Photography © Sheila Burnett
The noble family were as accessibly sympathetic as they were ridiculously historicist: the two brothers, hapless and hilariously effeminate, fumbled their way through the narrative with similar dispositions to Monty Python’s Upper Class Twit sketch. Harmless, helpless, hopeless. The Lady, their wood-wandering fae-dodging sister, was at once the voice of reason as well as the embodiment of controversial gender roles: as twenty-first century spectators, being entertained by the events of this narrative was both humorous and socioculturally challenging. Our character informant, The Lady, spoke for us and to us, and her world-weary sighs were oftentimes echoed by our own response to the raucous events onstage.
Where Comus’s bare chest and feet represented the spirit undone by temptation, saucy endeavours and debauched lifestyle choices, The Lady was materially and metaphorically protected by her armour of multiple layered skirts and corseted bosom. There was an interesting twist to this seduction: in order to remove his beloved’s garments, Comus had to hide his true form by increasing his own apparel with the guise of a shepherd. Adding with the aim to subtract, sheepskins and hats covered the sin beneath, if not entirely convincingly to the knowing gaze of the spectators. Upon arrival in his castle, The Lady found herself hoisted into the Love Seat, which bore an uncanny resemblance to Edward VII’s siege d’amour: the risque nature of the stripping, however, was softened by the slapstick humour of The Lady’s russian doll undergarments. Clothes, it seemed, could be as much a tool for beguiling as a weapon against unwanted fondling hands!

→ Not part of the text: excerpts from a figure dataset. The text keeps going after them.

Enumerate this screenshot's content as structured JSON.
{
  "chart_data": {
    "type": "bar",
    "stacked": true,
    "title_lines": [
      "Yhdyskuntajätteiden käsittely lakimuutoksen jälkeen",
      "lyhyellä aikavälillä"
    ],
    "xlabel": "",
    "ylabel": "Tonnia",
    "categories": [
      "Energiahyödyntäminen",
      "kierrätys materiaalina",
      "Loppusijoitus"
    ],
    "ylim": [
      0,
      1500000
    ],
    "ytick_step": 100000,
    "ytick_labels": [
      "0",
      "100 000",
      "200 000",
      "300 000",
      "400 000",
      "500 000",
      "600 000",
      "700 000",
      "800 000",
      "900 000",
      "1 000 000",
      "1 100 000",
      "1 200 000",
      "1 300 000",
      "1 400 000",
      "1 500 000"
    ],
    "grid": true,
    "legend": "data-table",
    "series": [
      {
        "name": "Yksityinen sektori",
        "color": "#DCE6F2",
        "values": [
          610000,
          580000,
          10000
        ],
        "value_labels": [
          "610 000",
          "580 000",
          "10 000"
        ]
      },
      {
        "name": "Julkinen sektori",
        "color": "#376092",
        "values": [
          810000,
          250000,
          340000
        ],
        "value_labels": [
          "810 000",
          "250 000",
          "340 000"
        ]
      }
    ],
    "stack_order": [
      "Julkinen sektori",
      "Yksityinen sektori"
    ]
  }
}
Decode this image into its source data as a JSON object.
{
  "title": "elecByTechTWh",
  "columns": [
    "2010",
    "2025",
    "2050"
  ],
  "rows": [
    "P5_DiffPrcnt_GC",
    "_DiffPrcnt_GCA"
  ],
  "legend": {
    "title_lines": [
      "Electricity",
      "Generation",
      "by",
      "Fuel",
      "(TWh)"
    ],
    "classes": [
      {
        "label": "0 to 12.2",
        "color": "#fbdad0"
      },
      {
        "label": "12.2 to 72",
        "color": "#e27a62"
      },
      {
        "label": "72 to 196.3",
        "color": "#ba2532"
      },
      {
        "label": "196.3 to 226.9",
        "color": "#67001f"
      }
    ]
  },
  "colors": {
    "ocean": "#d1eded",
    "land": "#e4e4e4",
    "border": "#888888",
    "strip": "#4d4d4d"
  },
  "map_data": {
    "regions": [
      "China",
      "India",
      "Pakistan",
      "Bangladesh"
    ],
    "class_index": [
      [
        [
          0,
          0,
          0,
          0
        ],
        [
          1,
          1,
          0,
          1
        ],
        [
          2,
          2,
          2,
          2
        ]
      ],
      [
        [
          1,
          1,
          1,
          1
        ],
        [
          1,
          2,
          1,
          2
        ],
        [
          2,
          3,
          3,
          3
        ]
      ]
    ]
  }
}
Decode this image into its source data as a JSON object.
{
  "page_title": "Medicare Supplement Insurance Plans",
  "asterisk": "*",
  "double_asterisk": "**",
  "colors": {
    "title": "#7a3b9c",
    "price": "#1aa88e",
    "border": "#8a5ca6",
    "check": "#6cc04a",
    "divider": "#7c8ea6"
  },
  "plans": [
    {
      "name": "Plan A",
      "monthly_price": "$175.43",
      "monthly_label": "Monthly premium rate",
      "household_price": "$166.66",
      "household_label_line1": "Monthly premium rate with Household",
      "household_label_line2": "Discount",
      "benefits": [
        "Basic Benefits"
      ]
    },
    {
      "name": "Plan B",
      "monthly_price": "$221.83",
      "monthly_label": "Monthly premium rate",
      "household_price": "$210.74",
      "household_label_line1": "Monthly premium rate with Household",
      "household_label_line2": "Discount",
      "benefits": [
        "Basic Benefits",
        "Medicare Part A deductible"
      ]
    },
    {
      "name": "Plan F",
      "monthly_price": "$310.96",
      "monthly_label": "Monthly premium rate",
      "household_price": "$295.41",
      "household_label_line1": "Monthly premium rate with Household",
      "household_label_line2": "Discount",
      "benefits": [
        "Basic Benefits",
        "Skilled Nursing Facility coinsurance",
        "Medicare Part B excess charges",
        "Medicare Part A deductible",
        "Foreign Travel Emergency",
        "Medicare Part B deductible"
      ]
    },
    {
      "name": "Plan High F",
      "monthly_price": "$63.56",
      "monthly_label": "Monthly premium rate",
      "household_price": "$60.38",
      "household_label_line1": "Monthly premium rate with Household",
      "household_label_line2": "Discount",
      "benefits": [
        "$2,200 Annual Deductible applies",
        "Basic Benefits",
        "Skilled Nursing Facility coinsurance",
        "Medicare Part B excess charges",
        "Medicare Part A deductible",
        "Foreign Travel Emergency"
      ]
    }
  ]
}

Knickers flash, nymphs perform miracles, chastity preserves maiden modesty, and a Spritely Attendant gets stuck on a winch: Bailey’s ‘Comus’ was a stellar performance with everything that makes the Sam Wanamaker Playhouse the glowing casket of theatricality a success. Though not without its faults (I grew a tad bored of the “see a leg, hump the leg” mindset of Comus’s followers), the play was a rip-roaring success that still has me thinking about the clever twists of self-referential modernism within the casket of early modern narrativity. Comedy blended with darkness, our laughter chasing away the horror of some of the more unsettling narrative themes. Sumptuous woodland decor adds to the beauty of the interior playing space without disguising the natural platform, bringing the mythology of the Green Man into the performative mise-en-scène.